Ian Twitchin

Personal information
- Full name: Ian Robert Twitchin
- Date of birth: 22 January 1952
- Place of birth: Teignmouth, England
- Date of death: 3 December 2017 (aged 65)
- Height: 5 ft 6 in (1.68 m)
- Position(s): Right back; midfielder;

Senior career*
- Years: Team / Apps / (Gls)
- 1970–1981: Torquay United / 400 / (15)
- 1981–1982: Minehead
- Teignmouth
- 1983–1987: Newton Abbot
- Dawlish
- Teignmouth

Managerial career
- 1983–1987: Newton Abbot

= Ian Twitchin =

English footballer

Ian Robert Twitchin (22 January 1952 – 3 December 2017) was an English professional footballer. In February 1969, he won two England Amateur Youth caps before embarking on a long professional career with Torquay United, making 400 appearances in the Football League. He later played for Minehead and Teignmouth before spending four years as player-manager at South Western League Newton Abbot.
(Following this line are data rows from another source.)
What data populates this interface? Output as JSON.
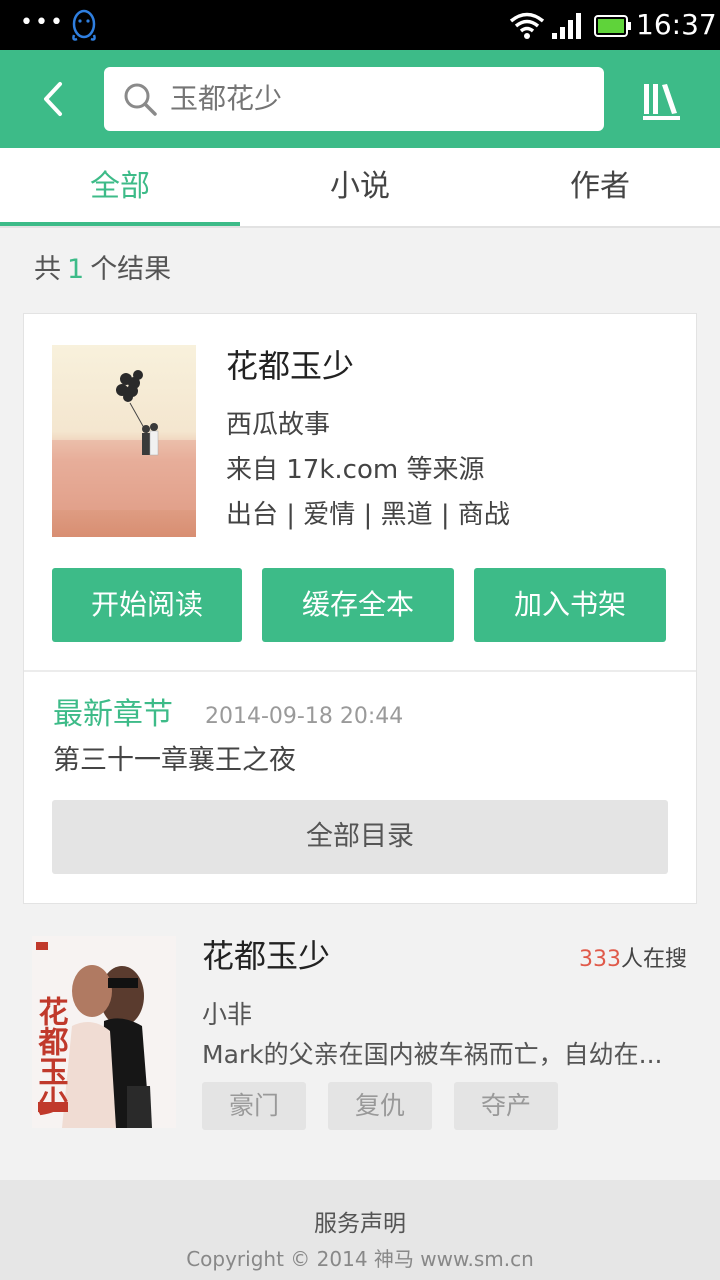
{
  "status_bar": {
    "dots": "•••",
    "time": "16:37",
    "icons": [
      "qq-icon",
      "wifi-icon",
      "signal-icon",
      "battery-icon"
    ]
  },
  "header": {
    "back_icon": "chevron-left-icon",
    "search_placeholder": "玉都花少",
    "search_icon": "search-icon",
    "bookshelf_icon": "bookshelf-icon"
  },
  "tabs": [
    {
      "label": "全部",
      "active": true
    },
    {
      "label": "小说",
      "active": false
    },
    {
      "label": "作者",
      "active": false
    }
  ],
  "result_count": {
    "prefix": "共",
    "count": "1",
    "suffix": "个结果"
  },
  "main_result": {
    "title": "花都玉少",
    "author": "西瓜故事",
    "source": "来自 17k.com 等来源",
    "tags": "出台 | 爱情 | 黑道 | 商战",
    "actions": [
      "开始阅读",
      "缓存全本",
      "加入书架"
    ],
    "latest_label": "最新章节",
    "latest_time": "2014-09-18 20:44",
    "latest_chapter": "第三十一章襄王之夜",
    "toc_label": "全部目录"
  },
  "second_result": {
    "title": "花都玉少",
    "heat_count": "333",
    "heat_suffix": "人在搜",
    "author": "小非",
    "description": "Mark的父亲在国内被车祸而亡，自幼在...",
    "tags": [
      "豪门",
      "复仇",
      "夺产"
    ],
    "cover_text": "花都玉少"
  },
  "footer": {
    "link": "服务声明",
    "copyright": "Copyright © 2014 神马 www.sm.cn"
  },
  "colors": {
    "accent": "#3dbb88",
    "heat": "#e05a4a"
  }
}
He then had a season at Dawlish before ending his career at his home town team Teignmouth. He died on 3 December 2017.

To celebrate and commemorate his loyalty to the club, the Torquay United Supporters' Trust inaugurated 'the Ian Twitchin Trophy' to be awarded annually to the player making the most appearances for Torquay United each season.